JOLTS day 04-Jan-23
Not much new information, but did clean up the graphs a bit. Plus what happens if we use JOLTS hires to forecast unemployment?
This one is not coming out as an email (don’t want to flood your inbox) but wanted to show the update of the forecasts from the latest JOLTS data. Overall, not much changed.
Job openings returning roughly to the pre-pandemic dynamic equilibrium (gray dotted line). The Monte Carlo (cloud of thin gray lines) tightened up around the mean forecast (red line).
The red dashed line is the post-stimulus equilibrium prior to the recent downturn in the various JOLTS measures (this legend applies to all the graphs).
Here are quits. Overall — same story. This one is a bit lower than the pre-pandemic equilibrium but not by much given the uncertainty in the forecast.

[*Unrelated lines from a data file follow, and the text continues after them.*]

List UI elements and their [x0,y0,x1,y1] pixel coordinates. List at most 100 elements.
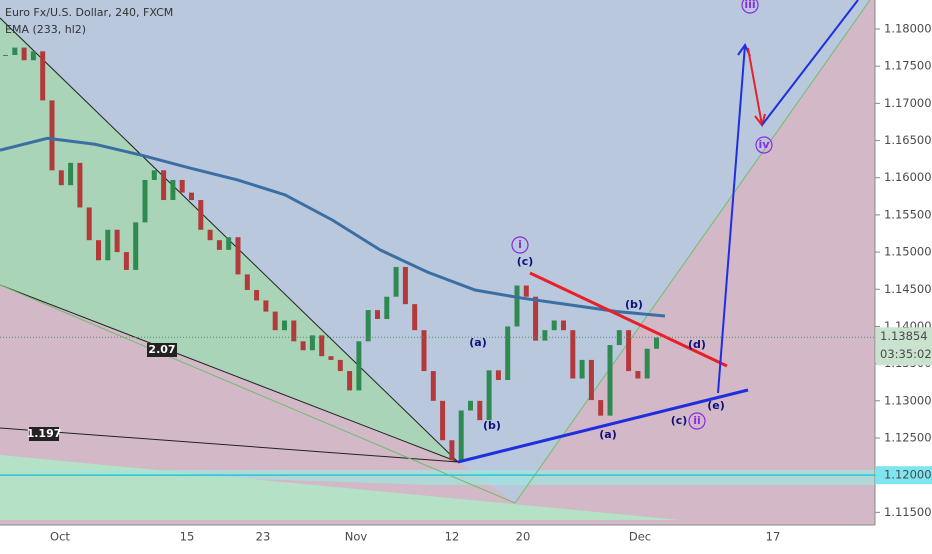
x-tick-label: Oct [50,530,70,544]
trend-line [0,284,459,463]
level-badge [876,466,932,485]
wave-circle [755,136,773,154]
candle [282,320,287,331]
wave-label: (d) [688,338,706,351]
candle [12,47,18,56]
projection [717,44,746,394]
chart-title: Euro Fx/U.S. Dollar, 240, FXCM [5,6,173,19]
candle [430,371,436,401]
candle [216,240,222,250]
candle [226,237,232,250]
candle [356,341,362,391]
x-tick-label: Nov [345,530,368,544]
x-tick-label: 12 [445,530,460,544]
wave-label: (b) [625,298,643,311]
candle [235,237,241,275]
candle [58,170,64,186]
candle [254,290,260,301]
candle [133,222,139,270]
y-tick-label: 1.17000 [884,96,932,110]
x-tick-label: Dec [629,530,651,544]
candle [635,371,641,379]
x-tick-label: 23 [256,530,271,544]
y-tick-label: 1.11500 [884,505,932,519]
wave-label: 2.07 [148,343,175,356]
candle [402,266,408,305]
wave-circle [741,0,759,14]
candle [198,200,204,230]
candle [468,400,473,411]
candle [179,179,185,193]
candle [598,400,604,416]
y-tick-label: 1.14500 [884,282,932,296]
candle [244,274,250,291]
y-tick-label: 1.13000 [884,393,932,407]
candle [161,170,167,201]
trend-line [0,427,459,463]
candle [309,335,315,351]
y-tick-label: 1.15000 [884,245,932,259]
y-tick-label: 1.16500 [884,133,932,147]
candle [40,51,46,101]
wave-label: iv [759,138,771,151]
candle [328,356,334,360]
wave-label: 1.197 [27,427,62,440]
price-axis [875,0,932,550]
fan-line [0,284,516,504]
last-price-badge [876,327,932,366]
y-tick-label: 1.18000 [884,22,932,36]
last-price-label: 1.13854 [880,329,928,343]
wave-label: (c) [517,255,534,268]
candle [30,51,36,61]
candle [272,311,278,331]
wave-circle [688,412,706,430]
candle [551,320,557,331]
candle [263,300,269,312]
projection [761,0,859,126]
ema-line [0,136,666,318]
candle [384,296,390,320]
candle [542,330,548,341]
x-tick-label: 17 [766,530,781,544]
projection [747,47,763,126]
candle [421,330,427,372]
candle [49,100,55,171]
candle [375,310,380,320]
candle [347,371,353,391]
candle [96,240,101,261]
zone-cyan [0,470,875,485]
candle [570,330,576,379]
candle [579,359,585,379]
candle [440,400,446,441]
candle [514,285,520,327]
candle [3,55,8,57]
candle [86,207,92,241]
level-label: 1.12000 [884,468,932,482]
wave-label: iii [744,0,755,11]
wave-circle [511,236,529,254]
candle [654,337,659,349]
candle [477,400,483,421]
candle [495,370,501,380]
time-axis [0,525,875,550]
candle [644,348,650,379]
marks [0,47,666,461]
fan-line [514,0,871,504]
candle [626,330,632,372]
candle [319,335,325,357]
wave-label: (e) [707,399,725,412]
candle [412,304,418,331]
label-box [29,427,59,441]
candle [486,370,492,421]
x-tick-label: 20 [516,530,531,544]
label-box [147,343,177,357]
candle [189,192,194,201]
candle [588,359,594,401]
candle [123,252,129,270]
candle [458,410,464,461]
candle [449,440,455,461]
candle [151,170,157,180]
candle [337,359,343,372]
candle [616,330,622,346]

The theme of essentially no change to the expected path follows through to hires:
This one is expected to drop measurably below the pre-pandemic equilibrium. A few years ago, I used the fact that hires, unemployment and wage growth all had similar shock structures to map them all onto each other using a lagged log-linear transformation — essentially scaling and shifting the curves by taking log(y(t)) = a log(x(t+dt)) + b. It turned out that shocks to hires preceded shocks to unemployment by almost two quarters (the lag between hires and unemployment with |dt| ~ 0.4-0.5 y). If we apply these transformation parameters to the Monte Carlo simulation from hires to the expected path of the unemployment rate, we get an expected rise of about 2 pp to 6% by the end of 2023 with an uncertainty of about ± 1 pp:
Current unemployment data appears to be undershooting (or lagging) this estimate so there is some possibility we might see the low end of this. Note that is almost exactly the same size as the 2000s recession (from a low of 3.9% to a peak of 6.3% over a period of about 2 years). In fact, except for the longer duration, the 2000s recession would be mostly consistent with the current projection using the hires data:
(Red is the shifted unemployment data from roughly 2000 to 2005.)